My Youth
(Apr 21, 1981 – Apr 20, 2011)
I should’ve seen it coming, but didn’t spot the obvious signs.
I was driving to work one day and heard the Jockey go, “It’s Retro Hour on Radio Indigo”, and I thought to myself, “Ahh, been a while since I heard the likes of the Beatles”. They played Everything I do and Lemon Tree in that segment - songs that I thought were contemporary. I came to office and checked to see if I didn’t know the meaning of retro. Wiki said – “It generally implies a vintage of at least 15 or 20 years”. Yeah, it said vintage.

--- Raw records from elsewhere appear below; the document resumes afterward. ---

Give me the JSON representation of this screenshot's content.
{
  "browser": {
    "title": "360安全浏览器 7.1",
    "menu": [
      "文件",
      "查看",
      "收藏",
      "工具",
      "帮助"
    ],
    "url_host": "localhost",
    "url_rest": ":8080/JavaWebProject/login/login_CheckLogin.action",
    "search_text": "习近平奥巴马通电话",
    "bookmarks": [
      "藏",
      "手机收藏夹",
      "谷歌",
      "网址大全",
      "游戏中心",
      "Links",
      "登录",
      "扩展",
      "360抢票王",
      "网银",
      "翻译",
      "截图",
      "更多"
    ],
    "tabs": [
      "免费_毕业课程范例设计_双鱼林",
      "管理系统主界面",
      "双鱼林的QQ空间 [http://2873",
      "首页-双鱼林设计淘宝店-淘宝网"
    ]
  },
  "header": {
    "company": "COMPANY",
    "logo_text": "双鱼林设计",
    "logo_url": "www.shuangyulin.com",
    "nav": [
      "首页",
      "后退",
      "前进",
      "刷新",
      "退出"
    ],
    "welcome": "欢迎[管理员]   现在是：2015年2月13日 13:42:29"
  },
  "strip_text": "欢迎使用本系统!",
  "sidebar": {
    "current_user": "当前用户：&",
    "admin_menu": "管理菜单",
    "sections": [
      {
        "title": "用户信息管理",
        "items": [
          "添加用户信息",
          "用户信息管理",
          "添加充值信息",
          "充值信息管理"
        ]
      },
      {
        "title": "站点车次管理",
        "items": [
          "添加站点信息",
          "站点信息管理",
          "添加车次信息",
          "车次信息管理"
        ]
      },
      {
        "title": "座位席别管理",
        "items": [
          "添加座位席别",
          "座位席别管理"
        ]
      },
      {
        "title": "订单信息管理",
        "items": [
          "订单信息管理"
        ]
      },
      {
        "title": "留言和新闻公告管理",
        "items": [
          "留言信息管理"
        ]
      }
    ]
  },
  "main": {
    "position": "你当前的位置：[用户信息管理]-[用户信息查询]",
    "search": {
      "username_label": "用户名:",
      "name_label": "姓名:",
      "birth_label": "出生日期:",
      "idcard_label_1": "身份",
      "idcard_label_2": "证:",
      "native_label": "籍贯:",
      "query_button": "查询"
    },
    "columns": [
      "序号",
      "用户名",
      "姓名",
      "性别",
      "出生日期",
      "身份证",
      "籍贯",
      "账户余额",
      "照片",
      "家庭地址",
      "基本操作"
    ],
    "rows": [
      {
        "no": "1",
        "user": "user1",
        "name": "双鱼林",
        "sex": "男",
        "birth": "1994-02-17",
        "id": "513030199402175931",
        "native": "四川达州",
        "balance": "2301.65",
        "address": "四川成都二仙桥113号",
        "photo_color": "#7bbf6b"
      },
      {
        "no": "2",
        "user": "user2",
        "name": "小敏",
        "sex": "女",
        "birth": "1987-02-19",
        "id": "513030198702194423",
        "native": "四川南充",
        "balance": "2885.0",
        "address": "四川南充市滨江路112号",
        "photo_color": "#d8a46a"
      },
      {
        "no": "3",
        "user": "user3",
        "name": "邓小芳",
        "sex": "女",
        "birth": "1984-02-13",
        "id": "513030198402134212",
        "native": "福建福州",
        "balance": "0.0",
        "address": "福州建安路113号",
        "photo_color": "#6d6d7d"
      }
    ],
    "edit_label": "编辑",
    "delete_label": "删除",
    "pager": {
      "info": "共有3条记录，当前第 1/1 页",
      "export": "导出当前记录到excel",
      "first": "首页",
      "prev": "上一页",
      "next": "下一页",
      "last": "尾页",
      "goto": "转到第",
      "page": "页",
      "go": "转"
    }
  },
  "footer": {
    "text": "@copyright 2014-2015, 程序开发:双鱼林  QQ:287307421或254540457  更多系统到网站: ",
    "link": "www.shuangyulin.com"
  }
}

It didn’t matter how nuanced the user interface of Kindle was. I could never replace my books with their e-counterparts. I just love the touch and feel and smell and colour of books, especially the sepia-tinted, dog-eared, leather-bound classics from a bygone era. Only, the bygone era is the decade in which I was born.
Nothing turns me on like a well-punctuated paragraph. My cell phone refuses to send messages across because it isn’t used to seeing capital letters and doesn’t understand words like “because”, “are”, “for” and “you”. Apparently, neither do young adults.
I told someone I thought Justin Bieber wasn’t hip, and looked and sang like a girl. That someone had to wait for a good five minutes before she swore never to talk to me again. She spent the five minutes rolling on the floor because she hadn’t heard the word “hip” being used in common parlance in her lifetime.
I see a bright light. It’s time for the old to make way for the new. Toodle-oo, my young ones!